The term newtonian motion denotes motion at low speed compared to the speed of light in a flat space/time and the change in the movement of an particles is describes by the equation

 $$\frac{dp}{dt} = F$$ (1)

where $$F$$ denotes the force acting upon the particle with the impuls $$p$$.

## Integration

In the order to use the above equation to calculate the movement of a given particle it has to be integrated. The integration of newton's quation can be done rather straight forward in three steps as shown below. First all forces acting on a particle are summed up. THe change of motion is calculated and in a final step the actual position of the particle is calculated. After this has been done for all particles interacting with each other, the new impuls and locations are the initial values for a new caculation step.

 $$F_{i}=\sum_{j=1}^{N}F(x_{i},x_{j})​$$ (2)

 $$v_{i}(t+\Delta t)\simeq v_{i}(t)+\frac{1}{m_{i}}F_{i}\triangle t$$ (3)

 $$x_{i}(t+\Delta t)\simeq x_{i}(t)+v_{i}(t)\triangle t+\frac{1}{2m_{i}}F_{i}(x_{t})\triangle t^{2}$$ (4)

## Speeding up

The above algorithm is rather easy for implement in any modern programing language. Unfortunately the comptuation effort increases like $$N^2$$ with the number of interacting particles. One way of speeding the algorithm up is to utilitze multiple CPU's in one computer.

The algorithm above is basicaly an iteration over all particles $$i$$ by applying some function $$I$$ to the inititial state vector $$(x_{1}....x_{N})$$.

• Step 1
 $$y_{i} = I( (x_{1}....x_{N}))$$ (5)
• Step 2
 $$x_{i} = y_{i}$$ (6)

After step 2 the calculation starts again at step 1.

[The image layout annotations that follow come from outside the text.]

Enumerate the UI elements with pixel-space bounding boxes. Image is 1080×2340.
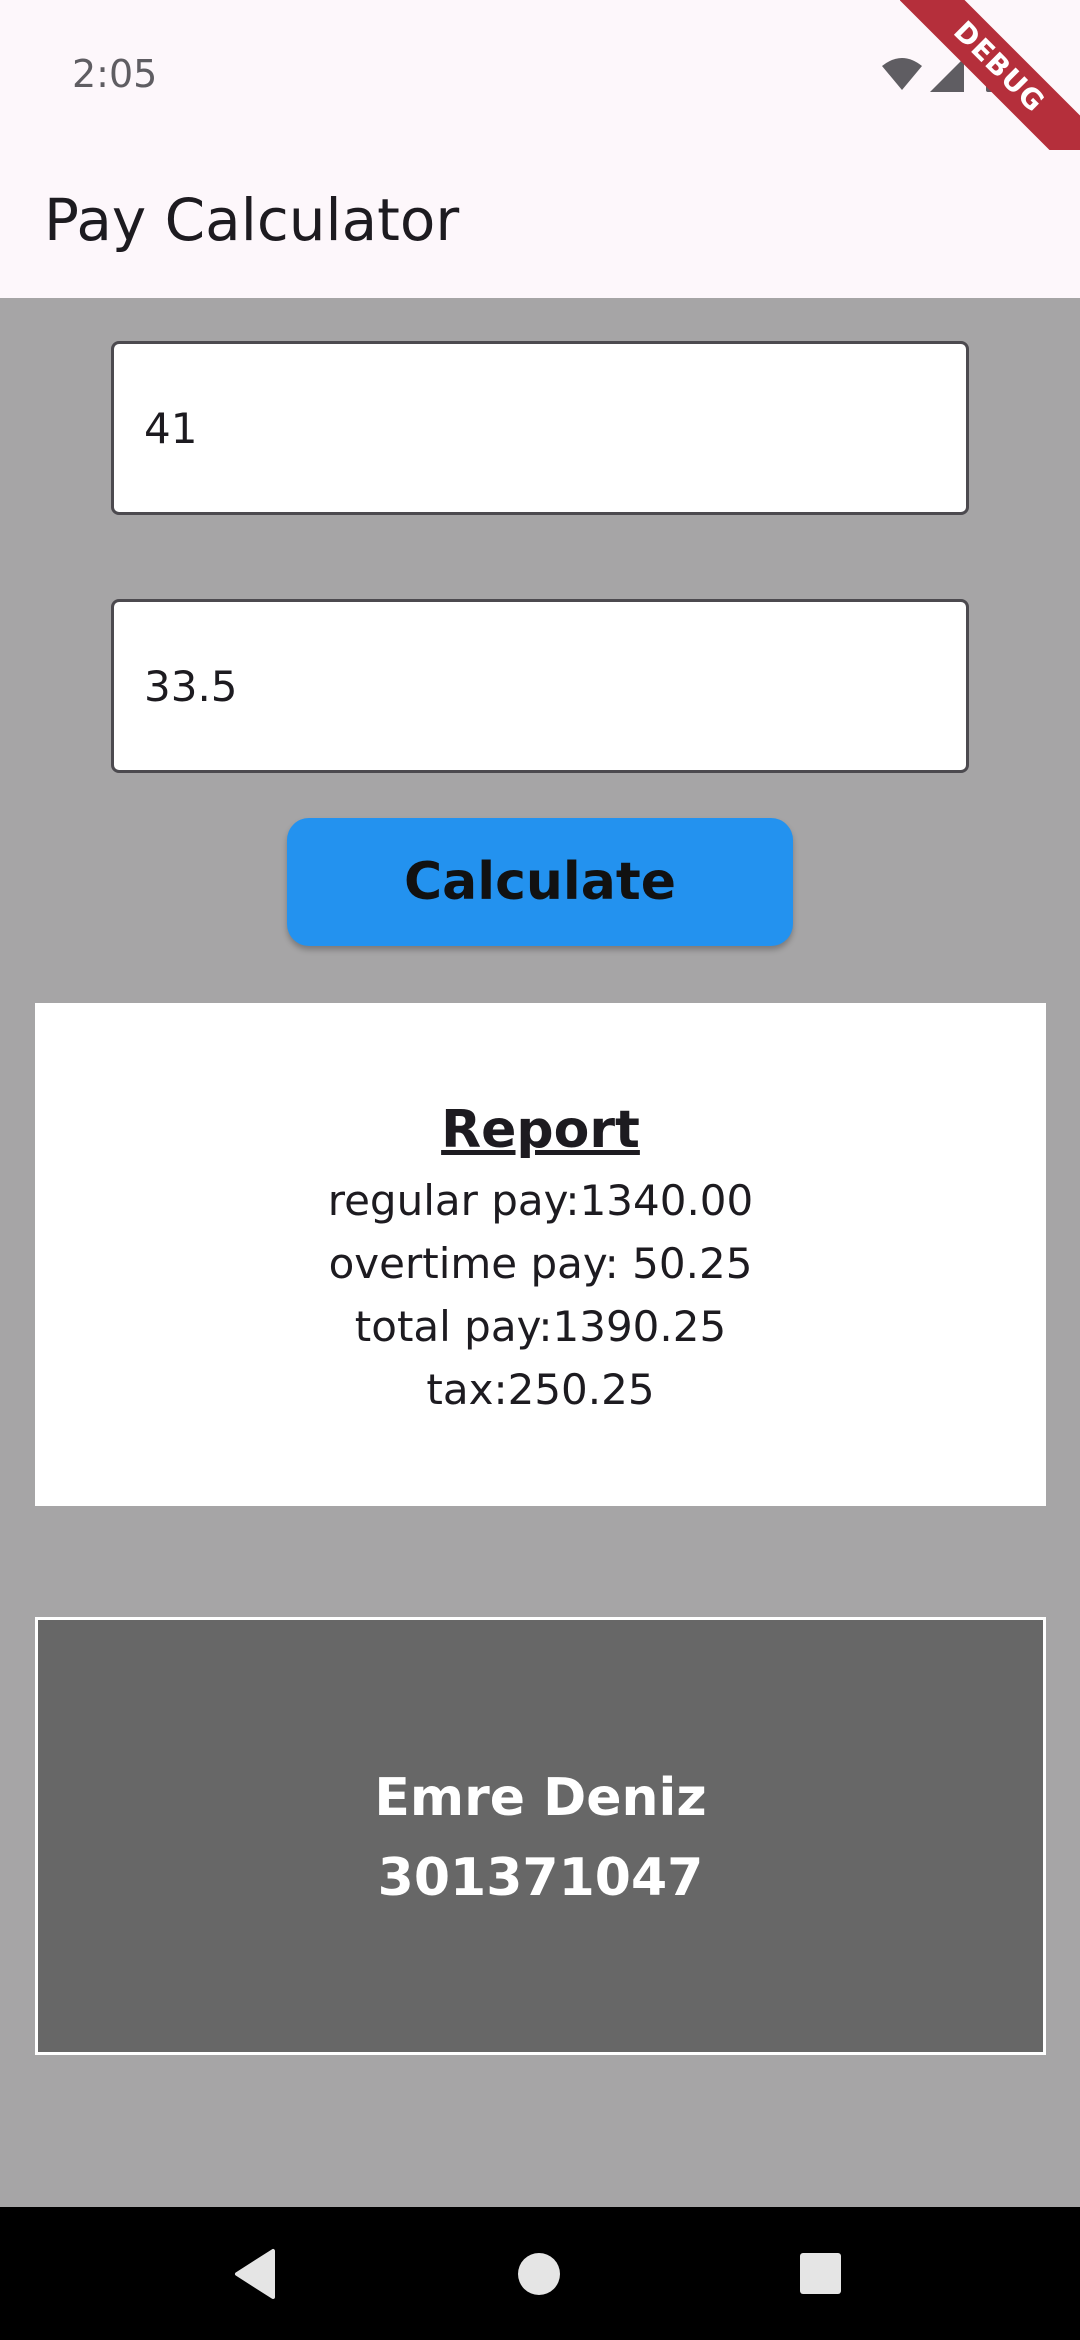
total-pay-text: total pay:1390.25	[354, 1302, 727, 1351]
recents-button[interactable]	[755, 2207, 888, 2340]
status-time: 2:05	[72, 52, 158, 96]
status-bar: 2:05	[0, 0, 1080, 150]
regular-pay-text: regular pay:1340.00	[327, 1176, 754, 1225]
hours-input[interactable]	[144, 344, 934, 512]
home-icon	[518, 2253, 560, 2295]
app-bar: Pay Calculator	[0, 150, 1080, 298]
navigation-bar	[0, 2207, 1080, 2340]
report-title: Report	[441, 1100, 640, 1160]
back-icon	[235, 2249, 275, 2299]
back-button[interactable]	[191, 2207, 324, 2340]
battery-icon	[986, 56, 1004, 92]
student-id: 301371047	[377, 1848, 704, 1908]
student-info-card: Emre Deniz 301371047	[35, 1617, 1046, 2055]
report-content: Report regular pay:1340.00 overtime pay:…	[35, 1095, 1046, 1421]
overtime-pay-text: overtime pay: 50.25	[328, 1239, 753, 1288]
rate-field[interactable]	[111, 599, 969, 773]
calculate-button[interactable]: Calculate	[287, 818, 793, 946]
page-title: Pay Calculator	[44, 186, 460, 254]
recents-icon	[800, 2253, 841, 2294]
signal-icon	[930, 58, 964, 92]
home-button[interactable]	[473, 2207, 606, 2340]
status-icons	[880, 56, 1080, 96]
rate-input[interactable]	[144, 602, 934, 770]
wifi-icon	[882, 58, 922, 90]
report-card: Report regular pay:1340.00 overtime pay:…	[35, 1003, 1046, 1506]
tax-text: tax:250.25	[426, 1365, 655, 1414]
student-name: Emre Deniz	[374, 1768, 707, 1828]
hours-field[interactable]	[111, 341, 969, 515]
student-info: Emre Deniz 301371047	[38, 1758, 1043, 1918]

If the function $$I$$ cant be speeded up, the process can be speeded up if the index range in split up into partitions and the work for one partition gets assigned to one CPU.

Using the collaboration frame work which has been developed with a more general scope, i have implemented a simple program to demonstrate the speedup for different number of processor and particle number. The result is shown in the diagram below.

Fig. 1 - Execution Time vs number of particles

The result is shown in the diagram above. It shows the execution time depending on the particle number for different number of processors. The diagram shows clearly that using multiple processor has its tradeoff due to synchronisation.

Step 2 of the algorithm above requires that the results of all paritions are available before the step 1 can be executed again. To ensure this synchronization point between all CPU have to be used. Consequently the 8 core configuration is only faster then 2 core configuraton if the number of particles exceeds about 60 particles.